A better understanding of human behaviour can lead to better policies. If you are looking for a more data-driven and nuanced approach to policymaking, then you should consider what actually drives the decisions and behaviours of citizens rather than relying on assumptions of how they should act.
This is exactly what behavioural insights (BI) provides. Drawing from rigorous research from behavioural economics and the behavioural sciences, BI can help public bodies understand why citizens behave as they do and pre-test which policy solutions are the most effective before implementing them at large scale. By integrating BI into policymaking, you can better anticipate the behavioural consequences of your policy and ultimately design and deliver more effective policies that can improve the welfare of citizens.

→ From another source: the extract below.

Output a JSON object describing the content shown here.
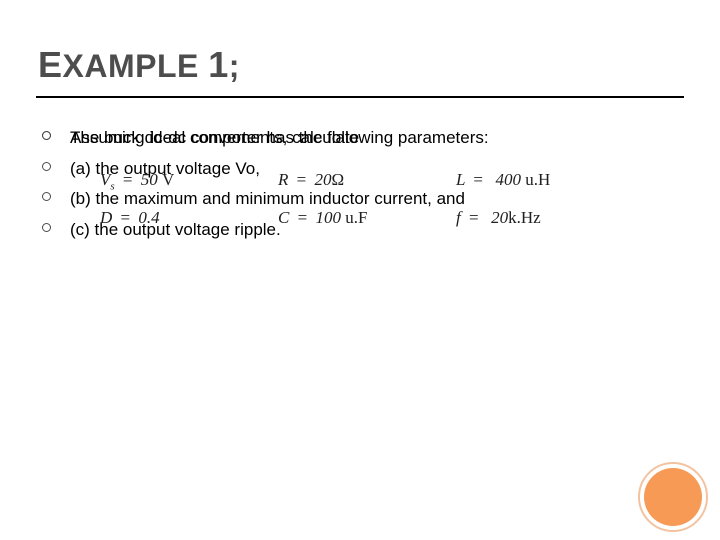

You can start applying BI to policy now. No matter where you are in the policy cycle, policies can be improved with BI through a process that looks at Behaviours, Analysis, Strategies, Interventions, Change (BASIC). This allows you to get to the root of the policy problem, gather evidence on what works, show your support for government innovation, and ultimately improve policy outcomes. This toolkit guides policy officials through these BASIC stages to start using an inductive and experimental approach for more effective policy making.
The BASIC Framework
The toolkit contains two main components: first, a guidebook that will provide you with an introduction to behaviourally informed policymaking and a brief overview of testing and implementation. This is geared towards policymakers who know the policy problem and context but have limited or even no experience with BI. Second, the BASIC manual provides approaches, proofs of concepts and details on methods for designing and implementing a behaviourally informed policy intervention.